In 2007, Bruno Gasparini suggested that C. austrovenetus is the same species as another Cortinarius in subgenus Dermocybe, C. walkerae. If this is true, C. austrovenetus is a later synonym and the name C. walkerae would take precedence.

==Description==
The fruit bodies of Cortinarius austrovenetus are smooth with a convex or flat cap that can be up to 8 cm across.

The mushroom is easily recognized by its emerald green cap skin, yellow gills, and yellow-orange stipe. The pigment has been isolated and described as austrovenetin.

They have yellowy brown; adnate and moderately close gills underneath the cap. The stem can be up to 8 cm long and 1.5 cm in diameter. It is dry, smooth and yellow to yellowish ochre, paler in the upper half.

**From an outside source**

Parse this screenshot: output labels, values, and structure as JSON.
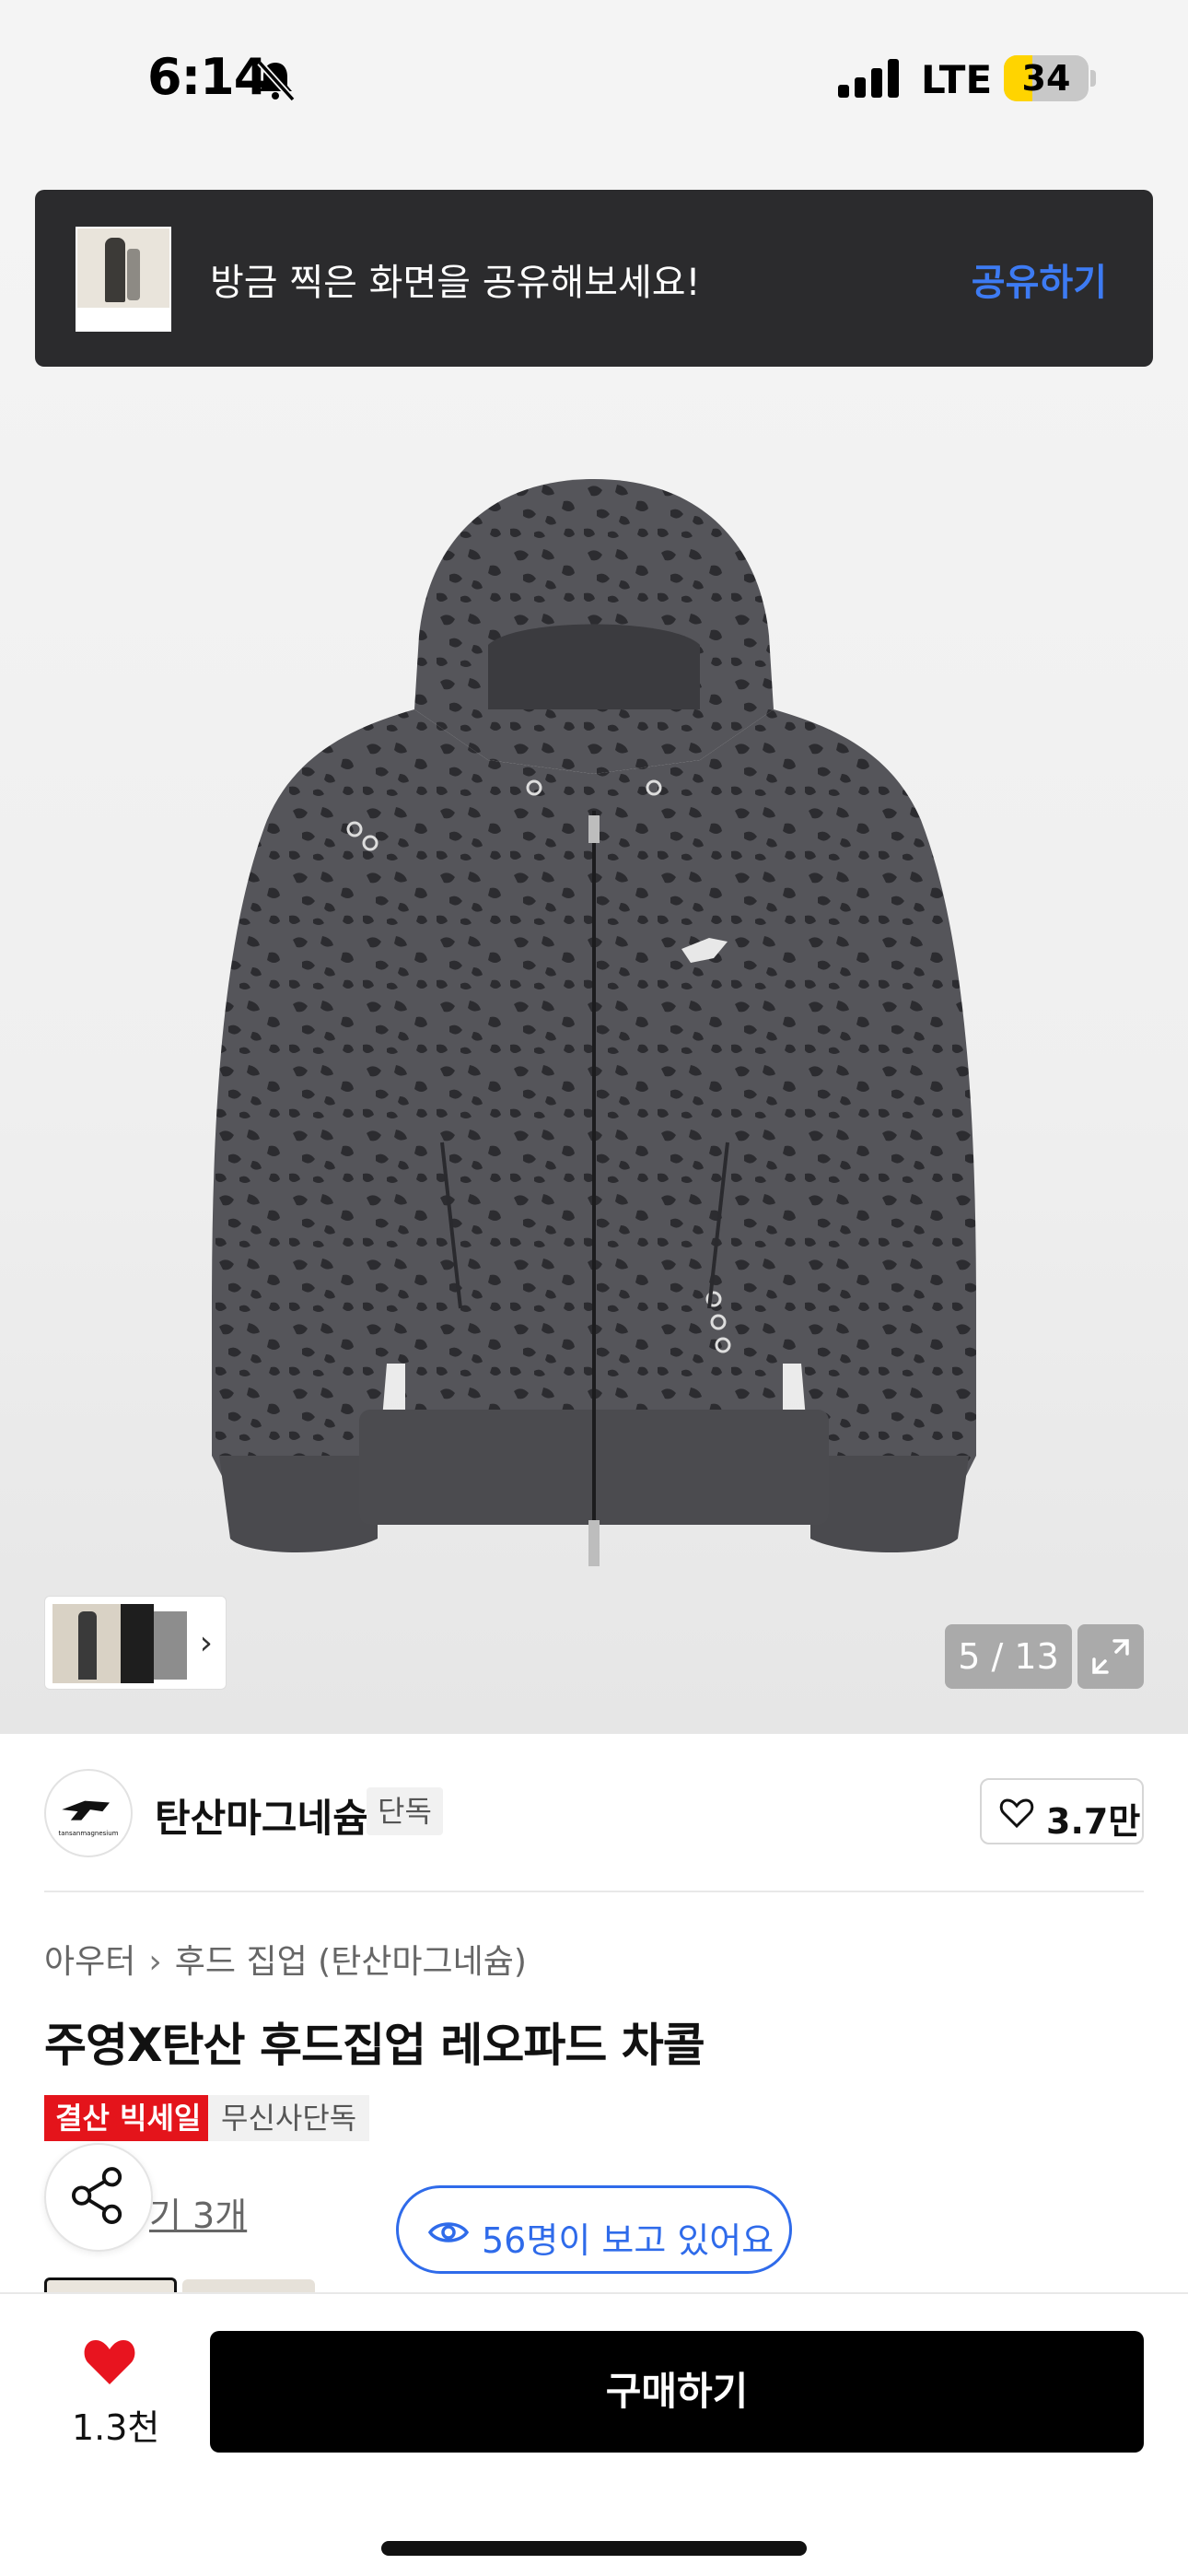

Like most members of the family Cortinariaceae this mushroom has a thin web-like veil (the cortina) protecting the gills in the early stages of growth. Remnants of this veil may be seen (often quite fleetingly) on the mature stipe.

==Distribution and habitat==
Occurring particularly in Tasmania, Victoria, New South Wales, Western Australia, as well as South Australia, typically in eucalypt forests or woodlands. It is common to see a number of mushrooms growing near one another.

==Edibility==
The edibility of this mushroom is unknown, and it should be avoided, as some of its close relatives contain lethal toxins.